That’s what NBA star Dennis Rodman is up against from Lavon Ankers, a Delta Center usher who claims he pinched her during a San Antonio game, when Rodman was still a Spur, two years ago and is suing.
“As defendant Rodman walked past the plaintiff, he placed his hand on the plaintiff’s buttocks and pinched her,” according to the civil suit filed in U.S. District Court.
Ankers says she was “greatly humiliated, shamed, embarrassed and endured great mental suffering,” the case states.
“Frankly, she didn’t invite or in anyway ask Rodman to touch or pinch her on the buttocks,” her lawyer, Harry Caston said.
For a kiss, she could have tacked on another 250 grand.
Sinking feeling
Add this to the unlimited list of excuses one uses to justify why golf isn’t as easy as it looks on TV.
Here’s Laura Davies reasoning on why the women of the LPGA don’t putt as well as the men of the PGA. “It’s because of the quality of the greens we play on. Ours vary so much, it’s hard to improve. The men’s tour provides them with good greens all the time. That’s why they are better,”
If only that boob Ben Wright would have thought of that, he’d still have a job.
Rats, it’s the Orkin man
The National Hockey League plans to play the part of the Pied Piper next season when it tries to rid Miami Arena of rodents, in particular the plastic rats thrown by Panthers fans after goals.
Not unexpectedly, the league’s general managers have agreed to enforce a rule prohibiting fans from throwing objects onto the ice.
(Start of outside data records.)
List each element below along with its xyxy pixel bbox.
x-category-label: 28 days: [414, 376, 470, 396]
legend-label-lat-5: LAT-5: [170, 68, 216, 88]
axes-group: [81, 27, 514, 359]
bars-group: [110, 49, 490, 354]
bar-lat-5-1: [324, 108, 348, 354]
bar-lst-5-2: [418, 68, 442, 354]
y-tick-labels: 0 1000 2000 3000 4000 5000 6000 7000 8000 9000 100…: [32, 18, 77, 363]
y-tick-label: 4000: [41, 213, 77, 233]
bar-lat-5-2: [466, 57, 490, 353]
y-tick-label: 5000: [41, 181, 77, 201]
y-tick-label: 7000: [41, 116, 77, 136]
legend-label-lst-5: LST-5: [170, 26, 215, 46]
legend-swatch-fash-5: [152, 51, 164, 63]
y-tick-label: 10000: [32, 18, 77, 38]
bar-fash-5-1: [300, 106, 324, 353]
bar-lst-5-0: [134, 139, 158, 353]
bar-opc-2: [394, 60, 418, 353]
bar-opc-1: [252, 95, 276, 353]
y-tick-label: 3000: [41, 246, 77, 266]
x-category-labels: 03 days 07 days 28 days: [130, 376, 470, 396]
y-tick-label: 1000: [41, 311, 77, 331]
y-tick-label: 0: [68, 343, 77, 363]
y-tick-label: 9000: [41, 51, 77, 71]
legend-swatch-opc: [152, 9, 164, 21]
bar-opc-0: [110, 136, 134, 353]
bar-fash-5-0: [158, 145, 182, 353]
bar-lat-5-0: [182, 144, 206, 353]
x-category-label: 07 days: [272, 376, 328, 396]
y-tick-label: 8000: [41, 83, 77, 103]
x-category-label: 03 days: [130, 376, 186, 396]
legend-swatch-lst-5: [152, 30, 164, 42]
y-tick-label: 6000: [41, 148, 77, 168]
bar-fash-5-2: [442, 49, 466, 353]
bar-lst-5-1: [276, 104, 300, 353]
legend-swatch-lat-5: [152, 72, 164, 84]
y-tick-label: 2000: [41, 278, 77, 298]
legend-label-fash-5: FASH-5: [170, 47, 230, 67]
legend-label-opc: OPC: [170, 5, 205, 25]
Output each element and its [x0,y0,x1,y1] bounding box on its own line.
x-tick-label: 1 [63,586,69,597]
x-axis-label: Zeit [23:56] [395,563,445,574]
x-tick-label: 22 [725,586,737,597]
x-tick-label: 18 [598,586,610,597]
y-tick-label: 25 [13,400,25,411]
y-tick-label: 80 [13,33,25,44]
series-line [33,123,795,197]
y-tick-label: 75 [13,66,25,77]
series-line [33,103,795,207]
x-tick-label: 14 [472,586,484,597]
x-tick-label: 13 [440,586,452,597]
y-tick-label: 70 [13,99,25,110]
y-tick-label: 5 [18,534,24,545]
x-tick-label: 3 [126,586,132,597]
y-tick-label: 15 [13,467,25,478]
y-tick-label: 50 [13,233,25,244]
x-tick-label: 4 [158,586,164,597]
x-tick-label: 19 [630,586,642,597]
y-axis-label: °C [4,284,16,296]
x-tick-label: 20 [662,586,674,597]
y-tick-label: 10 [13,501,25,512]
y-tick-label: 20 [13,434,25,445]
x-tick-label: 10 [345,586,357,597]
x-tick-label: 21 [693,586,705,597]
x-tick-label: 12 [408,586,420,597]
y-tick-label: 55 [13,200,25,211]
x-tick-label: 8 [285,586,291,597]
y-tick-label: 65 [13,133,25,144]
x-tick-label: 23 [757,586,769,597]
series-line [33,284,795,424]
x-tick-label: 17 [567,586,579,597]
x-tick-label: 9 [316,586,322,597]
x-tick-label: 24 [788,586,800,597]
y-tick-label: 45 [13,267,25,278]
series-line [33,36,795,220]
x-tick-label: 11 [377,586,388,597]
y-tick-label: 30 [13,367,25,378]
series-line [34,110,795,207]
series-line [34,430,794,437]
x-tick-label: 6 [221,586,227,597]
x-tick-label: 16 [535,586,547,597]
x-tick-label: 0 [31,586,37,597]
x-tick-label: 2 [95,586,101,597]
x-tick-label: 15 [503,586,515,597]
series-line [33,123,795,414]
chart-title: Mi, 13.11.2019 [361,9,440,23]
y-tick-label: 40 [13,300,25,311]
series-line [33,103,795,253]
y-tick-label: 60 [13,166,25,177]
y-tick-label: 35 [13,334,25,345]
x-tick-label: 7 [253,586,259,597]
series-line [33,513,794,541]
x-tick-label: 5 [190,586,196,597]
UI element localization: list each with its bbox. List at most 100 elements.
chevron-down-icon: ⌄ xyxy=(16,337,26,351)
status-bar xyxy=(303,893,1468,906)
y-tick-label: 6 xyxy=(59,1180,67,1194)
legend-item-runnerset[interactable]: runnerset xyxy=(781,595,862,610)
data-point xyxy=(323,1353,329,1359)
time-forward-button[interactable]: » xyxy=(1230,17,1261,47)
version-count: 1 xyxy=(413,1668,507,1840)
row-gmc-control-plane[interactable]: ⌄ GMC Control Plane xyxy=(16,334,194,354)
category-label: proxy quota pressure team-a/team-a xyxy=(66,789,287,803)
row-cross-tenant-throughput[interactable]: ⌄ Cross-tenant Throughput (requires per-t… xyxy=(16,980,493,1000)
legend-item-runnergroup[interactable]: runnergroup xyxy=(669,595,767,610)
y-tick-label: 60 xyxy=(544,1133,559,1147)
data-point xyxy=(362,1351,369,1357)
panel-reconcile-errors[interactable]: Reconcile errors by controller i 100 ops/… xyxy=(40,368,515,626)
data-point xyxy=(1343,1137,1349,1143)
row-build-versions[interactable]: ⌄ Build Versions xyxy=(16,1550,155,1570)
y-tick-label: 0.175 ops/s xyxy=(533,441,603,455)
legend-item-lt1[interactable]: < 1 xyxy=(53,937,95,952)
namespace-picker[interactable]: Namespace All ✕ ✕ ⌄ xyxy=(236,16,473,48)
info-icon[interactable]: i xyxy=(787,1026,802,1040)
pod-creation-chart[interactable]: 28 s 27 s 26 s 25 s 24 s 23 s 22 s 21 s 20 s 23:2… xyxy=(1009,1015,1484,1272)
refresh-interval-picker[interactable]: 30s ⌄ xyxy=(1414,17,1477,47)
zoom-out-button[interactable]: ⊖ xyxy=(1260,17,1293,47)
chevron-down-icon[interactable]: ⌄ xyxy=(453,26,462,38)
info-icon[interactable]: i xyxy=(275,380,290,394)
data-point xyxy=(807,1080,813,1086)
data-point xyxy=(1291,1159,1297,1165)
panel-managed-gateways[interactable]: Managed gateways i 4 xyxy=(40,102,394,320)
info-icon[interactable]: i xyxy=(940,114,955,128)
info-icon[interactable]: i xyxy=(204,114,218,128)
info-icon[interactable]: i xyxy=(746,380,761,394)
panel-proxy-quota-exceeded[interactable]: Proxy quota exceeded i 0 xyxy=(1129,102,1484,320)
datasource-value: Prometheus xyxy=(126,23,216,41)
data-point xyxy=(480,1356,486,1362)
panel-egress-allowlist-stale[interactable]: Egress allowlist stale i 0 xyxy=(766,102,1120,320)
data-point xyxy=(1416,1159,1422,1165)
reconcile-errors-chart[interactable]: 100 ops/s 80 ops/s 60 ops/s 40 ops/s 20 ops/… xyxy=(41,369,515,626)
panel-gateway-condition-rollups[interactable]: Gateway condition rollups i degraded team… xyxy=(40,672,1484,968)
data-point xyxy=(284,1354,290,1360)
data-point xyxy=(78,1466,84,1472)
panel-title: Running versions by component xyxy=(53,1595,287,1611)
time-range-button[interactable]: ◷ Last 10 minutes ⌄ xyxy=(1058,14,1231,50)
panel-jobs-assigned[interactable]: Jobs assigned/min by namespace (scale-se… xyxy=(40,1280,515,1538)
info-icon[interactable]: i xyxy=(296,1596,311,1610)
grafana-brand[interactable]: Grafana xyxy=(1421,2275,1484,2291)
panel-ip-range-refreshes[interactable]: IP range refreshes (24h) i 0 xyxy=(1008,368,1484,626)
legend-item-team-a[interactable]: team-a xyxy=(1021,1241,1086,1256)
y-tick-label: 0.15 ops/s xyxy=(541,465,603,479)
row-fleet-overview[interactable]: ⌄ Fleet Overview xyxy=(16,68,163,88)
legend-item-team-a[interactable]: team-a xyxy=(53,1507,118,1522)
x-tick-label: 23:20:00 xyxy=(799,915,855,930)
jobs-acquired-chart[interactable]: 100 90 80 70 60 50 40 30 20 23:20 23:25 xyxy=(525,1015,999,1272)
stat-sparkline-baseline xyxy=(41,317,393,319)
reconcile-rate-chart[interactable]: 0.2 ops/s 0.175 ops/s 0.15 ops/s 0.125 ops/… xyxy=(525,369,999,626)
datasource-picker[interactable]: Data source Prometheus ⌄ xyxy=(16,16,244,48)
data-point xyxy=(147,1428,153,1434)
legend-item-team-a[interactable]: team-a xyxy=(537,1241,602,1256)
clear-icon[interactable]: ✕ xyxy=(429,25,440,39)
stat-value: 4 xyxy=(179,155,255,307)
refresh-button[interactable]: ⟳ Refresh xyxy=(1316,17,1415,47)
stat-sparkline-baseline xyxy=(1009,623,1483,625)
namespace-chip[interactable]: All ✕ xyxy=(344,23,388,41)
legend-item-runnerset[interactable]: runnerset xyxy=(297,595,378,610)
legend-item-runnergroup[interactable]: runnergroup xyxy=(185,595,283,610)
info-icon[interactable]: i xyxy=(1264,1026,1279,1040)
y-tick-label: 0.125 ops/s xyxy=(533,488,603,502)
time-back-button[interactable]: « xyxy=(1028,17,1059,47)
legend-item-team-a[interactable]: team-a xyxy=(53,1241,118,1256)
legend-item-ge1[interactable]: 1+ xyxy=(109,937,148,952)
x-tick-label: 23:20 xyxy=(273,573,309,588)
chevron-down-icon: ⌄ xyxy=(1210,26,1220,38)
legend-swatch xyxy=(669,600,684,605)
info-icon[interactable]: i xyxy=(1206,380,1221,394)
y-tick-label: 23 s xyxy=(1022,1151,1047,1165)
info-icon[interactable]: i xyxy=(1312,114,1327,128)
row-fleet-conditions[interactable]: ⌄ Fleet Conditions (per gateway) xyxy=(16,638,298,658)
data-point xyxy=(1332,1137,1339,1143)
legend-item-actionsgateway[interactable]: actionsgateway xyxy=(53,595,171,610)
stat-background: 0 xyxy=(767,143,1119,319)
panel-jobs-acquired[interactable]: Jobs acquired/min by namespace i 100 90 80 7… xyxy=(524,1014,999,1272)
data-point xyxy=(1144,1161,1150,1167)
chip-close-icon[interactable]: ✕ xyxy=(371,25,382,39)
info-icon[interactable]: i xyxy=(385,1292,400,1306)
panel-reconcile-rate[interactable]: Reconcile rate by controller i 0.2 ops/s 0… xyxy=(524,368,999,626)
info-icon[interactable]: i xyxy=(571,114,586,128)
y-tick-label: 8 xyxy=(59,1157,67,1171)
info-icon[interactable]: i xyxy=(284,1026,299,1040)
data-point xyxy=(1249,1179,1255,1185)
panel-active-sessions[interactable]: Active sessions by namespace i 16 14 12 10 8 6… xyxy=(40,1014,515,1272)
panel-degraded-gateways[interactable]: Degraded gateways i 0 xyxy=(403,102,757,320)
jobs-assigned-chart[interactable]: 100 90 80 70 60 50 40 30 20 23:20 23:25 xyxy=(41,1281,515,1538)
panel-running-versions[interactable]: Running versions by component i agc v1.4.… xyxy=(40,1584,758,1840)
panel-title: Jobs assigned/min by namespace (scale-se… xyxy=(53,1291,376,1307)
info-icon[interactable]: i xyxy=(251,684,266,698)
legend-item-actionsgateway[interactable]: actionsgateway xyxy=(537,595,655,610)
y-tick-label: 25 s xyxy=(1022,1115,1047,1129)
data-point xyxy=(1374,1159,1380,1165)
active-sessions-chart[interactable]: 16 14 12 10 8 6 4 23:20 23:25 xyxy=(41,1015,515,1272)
That means no more rats in Miami, octopuses in Detroit and garbage in Boston.
The reason: Such antics delay the game.
“It took us less time to clean off 1,000 rats than it takes other teams to clean off 30 hats after hat tricks,” Panthers’ assistant to the GM Kevin Dessart said.
But it still takes more time to clean the vomit off the blue seats at Madison Square Garden.
Broncos in Hog heaven
When 6-foot-5, 290-pound Broderick Thompson rides along U.S. Highway 85 from Denver to Greeley, Colo., he gets strange looks.
Thompson is one of seven Denver Broncos players - five weigh at least 280 pounds - who own Harley-Davidson motorcycles, which are so popular that many are sold before they’re made.
“We’ve gotten some strange looks from people,” Thompson said. “People see us and think it’s this new steroid gang.”
The last word …
“Look on the bright side, Angels fans; if Major League Baseball decides to try this neutral-site World Series thing, Anaheim will be in the running as host city … every year.”